« L'extrême droite entretient un rapport traumatisé au passé, qui vient fonder un discours restaurateur. »
Entretien avec Baptiste Roger-Lacan, normalien, à l'occasion de la parution de l’ouvrage « Nouvelle Histoire de l’extrême droite. France 1780-2025 » (Seuil, 2025)
Quand l'extrême droite est-elle née en France ? A-t-elle des caractéristiques immuables ? Se distingue-t-elle de ses voisines européennes ?
Pour répondre à ces questions, nous avons sollicité Baptiste Roger-Lacan, normalien et directeur de l'ouvrage Nouvelle histoire de l'extrême-droite. France, 1780-2025 paru aux éditions du Seuil en octobre 2025.
Pouvez-vous vous présenter ? Pourquoi avez-vous décidé d’étudier l’histoire et d’en faire votre métier ?
Baptiste Roger-Lacan : Normalien et agrégé d’histoire, j’ai soutenu une thèse de doctorat consacrée aux imaginaires contre-révolutionnaires sous la Troisième République en France. Une version remaniée est du reste parue en mars 2025 aux éditions Passés Composés, sous le titre : Le Roi, une autre histoire de la droite.

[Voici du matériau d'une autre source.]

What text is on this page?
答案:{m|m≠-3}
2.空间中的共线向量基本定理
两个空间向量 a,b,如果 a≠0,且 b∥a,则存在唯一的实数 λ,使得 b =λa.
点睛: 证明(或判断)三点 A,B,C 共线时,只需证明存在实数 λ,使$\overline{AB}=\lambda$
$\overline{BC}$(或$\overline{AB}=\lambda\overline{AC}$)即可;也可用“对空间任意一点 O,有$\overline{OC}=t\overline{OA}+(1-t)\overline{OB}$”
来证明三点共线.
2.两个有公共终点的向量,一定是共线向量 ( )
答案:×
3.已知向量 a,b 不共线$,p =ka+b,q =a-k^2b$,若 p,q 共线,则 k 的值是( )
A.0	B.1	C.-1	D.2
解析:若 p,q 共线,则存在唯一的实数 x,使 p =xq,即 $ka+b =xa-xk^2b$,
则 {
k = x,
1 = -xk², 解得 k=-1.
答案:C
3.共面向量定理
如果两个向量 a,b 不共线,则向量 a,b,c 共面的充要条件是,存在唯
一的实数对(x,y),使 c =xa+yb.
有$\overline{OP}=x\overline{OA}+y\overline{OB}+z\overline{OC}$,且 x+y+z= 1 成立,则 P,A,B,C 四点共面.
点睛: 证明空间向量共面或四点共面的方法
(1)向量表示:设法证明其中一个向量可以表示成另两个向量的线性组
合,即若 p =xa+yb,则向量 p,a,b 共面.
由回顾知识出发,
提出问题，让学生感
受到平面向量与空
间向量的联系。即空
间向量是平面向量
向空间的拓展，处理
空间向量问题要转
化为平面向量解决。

L’histoire a toujours été, d’une certaine manière, le métier que je voulais exercer : un goût ancien, presque instinctif, pour le passé et sa compréhension, qui s’est affermi et affiné au fil du temps. C’est la discipline vers laquelle je suis toujours revenu, sans vraiment m’en rendre compte, au point qu'elle a constitué une forme de propédeutique dans la plupart de mes apprentissages. Le choix de pleinement en faire mon métier tient aussi à mon plaisir d’enseigner. Ce goût s’est révélé dès mes premières expériences devant des étudiants ; il m’a naturellement conduit à passer l’agrégation, puis à poursuivre une activité d’enseignement, aujourd’hui à l’Institut catholique de Paris et à Sciences Po Paris.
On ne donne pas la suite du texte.